Who These Protocols Are Designed For

Both the Fadiman protocol and the Stamets Stack were designed with general wellness and cognitive performance in mind, not as clinical treatments for diagnosed conditions. That distinction matters for how you interpret the available data and how you approach the decision to explore microdosing.

People drawn to microdosing often report wanting help with mood regulation, focus, creativity, or tapering off other medications. Some are managing treatment-resistant depression or anxiety. Others are healthy individuals seeking performance enhancement. The research populations studied so far do not consistently map onto any one of these groups, which makes generalizing findings difficult.

What the evidence does suggest is that psilocybin microdosing appears tolerable for most people in the short term, that effects are dose-dependent, and that the quality of the experience (set, setting, and support) influences outcomes in ways that a schedule alone cannot capture. The protocol is a structure. What happens within that structure depends on a great deal more than the dosing calendar.

What to Consider Before Starting

Psilocybin remains a Schedule I substance in the United States, meaning it is federally illegal regardless of protocol or intent. Legal access through regulated programs exists in Oregon and Colorado, and psychedelic therapy research is ongoing at several academic institutions. Outside the US, regulations vary considerably by country. Legal context matters, both for access and for safety, since unregulated supply introduces real uncertainty about dose and purity.

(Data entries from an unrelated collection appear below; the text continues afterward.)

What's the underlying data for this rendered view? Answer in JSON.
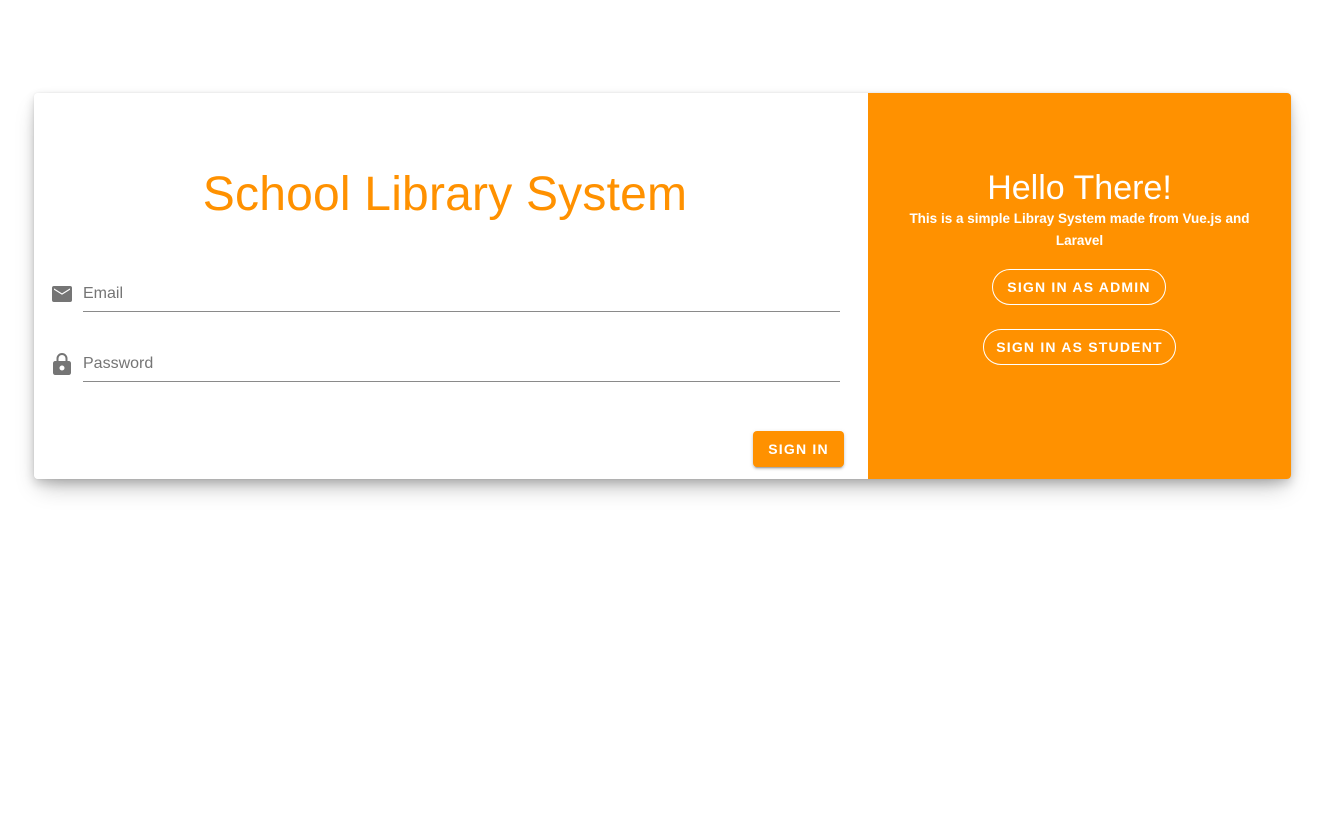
{
  "colors": {
    "accent": "#ff9100",
    "icon": "#757575",
    "white": "#ffffff"
  },
  "login_form": {
    "title": "School Library System",
    "email": {
      "icon": "mail-icon",
      "placeholder": "Email",
      "value": ""
    },
    "password": {
      "icon": "lock-icon",
      "placeholder": "Password",
      "value": ""
    },
    "submit_label": "SIGN IN"
  },
  "welcome_panel": {
    "title": "Hello There!",
    "subtitle": "This is a simple Libray System made from Vue.js and Laravel",
    "admin_button_label": "SIGN IN AS ADMIN",
    "student_button_label": "SIGN IN AS STUDENT"
  }
}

There are also meaningful contraindications. People with personal or family histories of psychotic disorders, bipolar I disorder, or certain cardiac conditions should approach this area with caution and medical consultation. Psilocybin interacts with serotonergic medications, and combining it with SSRIs, SNRIs, or lithium without professional guidance carries real risk. These are not hypothetical concerns.

The protocols discussed here were built on anecdote and citizen science. The emerging clinical trials are beginning to test them more rigorously. Neither of those facts should be minimized. If you are considering microdosing, the clearest thing the research says in 2026 is that doing it with support, honest information, and a framework for integration is safer and more productive than doing it alone.